Multivariate analysis and data mining help predict asthma exacerbations

J Asthma. 2023 Dec 19:1-11. doi: 10.1080/02770903.2023.2297366. Online ahead of print.

Abstract

Background: Work-related asthma has become a highly prevalent occupational lung disorder.

Objective: Our study aims to evaluate occupational exposure as a predictor for asthma exacerbation.

Method: We performed a retrospective evaluation of 584 consecutive patients diagnosed and treated for asthma between October 2017 and December 2019 in four clinics from Western Romania. We evaluated the enrolled patients for their asthma control level by employing the Asthma Control Test (ACT < 20 represents uncontrolled asthma), the medical record of asthma exacerbations, occupational exposure, and lung function (i.e. spirometry). Then, we used statistical and data mining methods to explore the most important predictors for asthma exacerbations.

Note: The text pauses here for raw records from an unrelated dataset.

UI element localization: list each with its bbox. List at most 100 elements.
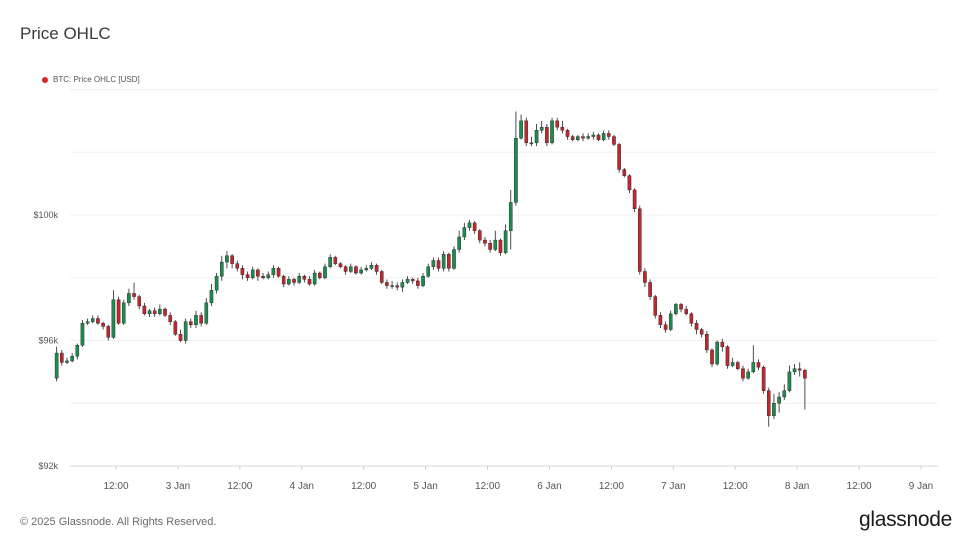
candle-body-down — [436, 260, 441, 269]
y-tick-label: $96k — [38, 336, 58, 346]
x-tick-label: 7 Jan — [661, 481, 685, 492]
candle — [648, 279, 652, 300]
candle-body-down — [725, 346, 730, 366]
candle — [281, 274, 286, 288]
candle-body-up — [534, 130, 539, 144]
candle — [354, 265, 358, 275]
candle-body-down — [379, 271, 384, 283]
x-tick-label: 12:00 — [475, 481, 500, 492]
candle — [746, 368, 750, 380]
candle-body-up — [787, 371, 792, 391]
candle — [488, 240, 492, 253]
candle — [777, 392, 781, 413]
candle — [214, 273, 219, 294]
candle — [431, 257, 436, 270]
candle — [730, 357, 735, 368]
candle-body-down — [168, 315, 172, 322]
candle-body-up — [405, 279, 410, 283]
candle — [632, 188, 637, 212]
chart-legend[interactable]: BTC: Price OHLC [USD] — [42, 75, 140, 84]
candle — [65, 357, 69, 365]
candle — [235, 260, 240, 272]
candle-body-up — [452, 249, 456, 269]
candle — [121, 299, 126, 325]
candle-body-down — [736, 362, 740, 369]
candle-body-up — [772, 403, 776, 417]
ohlc-chart[interactable]: $92k $96k $100k 12:00 3 Jan 12:00 4 Jan 12:00 5 … — [0, 0, 972, 500]
candle-body-up — [369, 265, 374, 269]
candle-body-down — [694, 323, 699, 330]
candle-body-up — [462, 227, 467, 238]
candle-body-up — [312, 272, 317, 285]
candle — [751, 345, 756, 374]
candle — [173, 320, 178, 336]
candle — [534, 124, 539, 146]
candle — [658, 312, 663, 328]
candle — [539, 120, 544, 134]
candle-body-up — [266, 274, 271, 278]
candle — [498, 238, 503, 256]
candle-body-down — [137, 296, 142, 307]
candle-body-down — [276, 268, 281, 277]
candle — [586, 133, 590, 140]
candle-body-up — [576, 136, 580, 140]
candle — [452, 246, 456, 270]
candle — [467, 219, 472, 231]
candle — [617, 142, 621, 173]
candle-body-up — [70, 355, 74, 362]
candle-body-down — [612, 136, 616, 145]
candle — [183, 318, 188, 344]
x-tick-label: 12:00 — [599, 481, 624, 492]
candle-body-up — [209, 290, 214, 304]
chart-area[interactable]: $92k $96k $100k 12:00 3 Jan 12:00 4 Jan 12:00 5 … — [0, 0, 972, 505]
candle — [684, 305, 689, 316]
candle-body-down — [96, 318, 100, 324]
candle — [441, 251, 446, 272]
candle-body-down — [338, 263, 343, 267]
candle — [400, 279, 405, 292]
candle — [519, 114, 523, 140]
candle-body-down — [261, 275, 265, 278]
candle-body-down — [565, 130, 570, 137]
x-tick-label: 6 Jan — [537, 481, 561, 492]
candle — [75, 343, 80, 360]
candle-body-up — [65, 360, 69, 363]
brand-logo[interactable]: glassnode — [858, 508, 952, 531]
candle — [194, 310, 198, 328]
candle-body-up — [328, 257, 332, 267]
candle — [508, 189, 513, 250]
x-tick-label: 4 Jan — [290, 481, 314, 492]
candle-body-up — [297, 275, 301, 283]
candle-body-up — [121, 302, 126, 324]
candle-body-down — [637, 208, 642, 272]
candle-body-up — [85, 321, 90, 324]
candle-body-up — [54, 352, 59, 379]
candle-body-down — [106, 326, 111, 338]
candle-body-down — [199, 315, 203, 324]
candle — [472, 221, 477, 234]
candle — [720, 338, 725, 352]
candle-body-down — [653, 296, 658, 316]
candle-layer — [54, 111, 807, 427]
candle — [70, 353, 74, 363]
candle-body-up — [746, 371, 750, 379]
candle-body-up — [457, 236, 461, 250]
candle — [797, 362, 802, 377]
candle-body-up — [591, 134, 596, 137]
y-tick-label: $100k — [33, 210, 58, 220]
candle-body-up — [271, 268, 276, 275]
candle — [405, 276, 410, 285]
candle-body-up — [348, 266, 353, 272]
candle-body-up — [782, 390, 787, 398]
candle-body-up — [183, 321, 188, 341]
candle — [359, 266, 363, 275]
candle — [622, 167, 627, 178]
candle — [292, 277, 296, 286]
candle-body-up — [508, 202, 513, 231]
candle-body-up — [364, 268, 369, 271]
candle-body-up — [250, 269, 255, 278]
candle-body-down — [152, 310, 157, 315]
candle — [493, 230, 498, 252]
candle-body-down — [560, 126, 565, 131]
candle-body-up — [75, 345, 80, 357]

Results: We identified essential predictors by calculating the odds ratios (OR) for the exacerbation in a logistic regression model. The average age was 45.42 ± 11.74 years (19-85 years), and 422 (72.26%) participants were females. 42.97% of participants had exacerbations in the past year, and 31.16% had a history of occupational exposure. In a multivariate model analysis adjusted for age and gender, the most important predictors for exacerbation were uncontrolled asthma (OR 4.79, p < .001), occupational exposure (OR 4.65, p < .001), and lung function impairment (FEV1 < 80%) (OR 1.15, p = .011). The ensemble machine learning experiments on combined patient features harnessed by our data mining approach reveal that the best predictor is professional exposure, followed by ACT.

Conclusions: Machine learning ensemble methods and statistical analysis concordantly indicate that occupational exposure and ACT < 20 are strong predictors for asthma exacerbation.

Keywords: Occupational exposure; asthma exacerbation; data mining; ensemble learning; predictor; work-related asthma.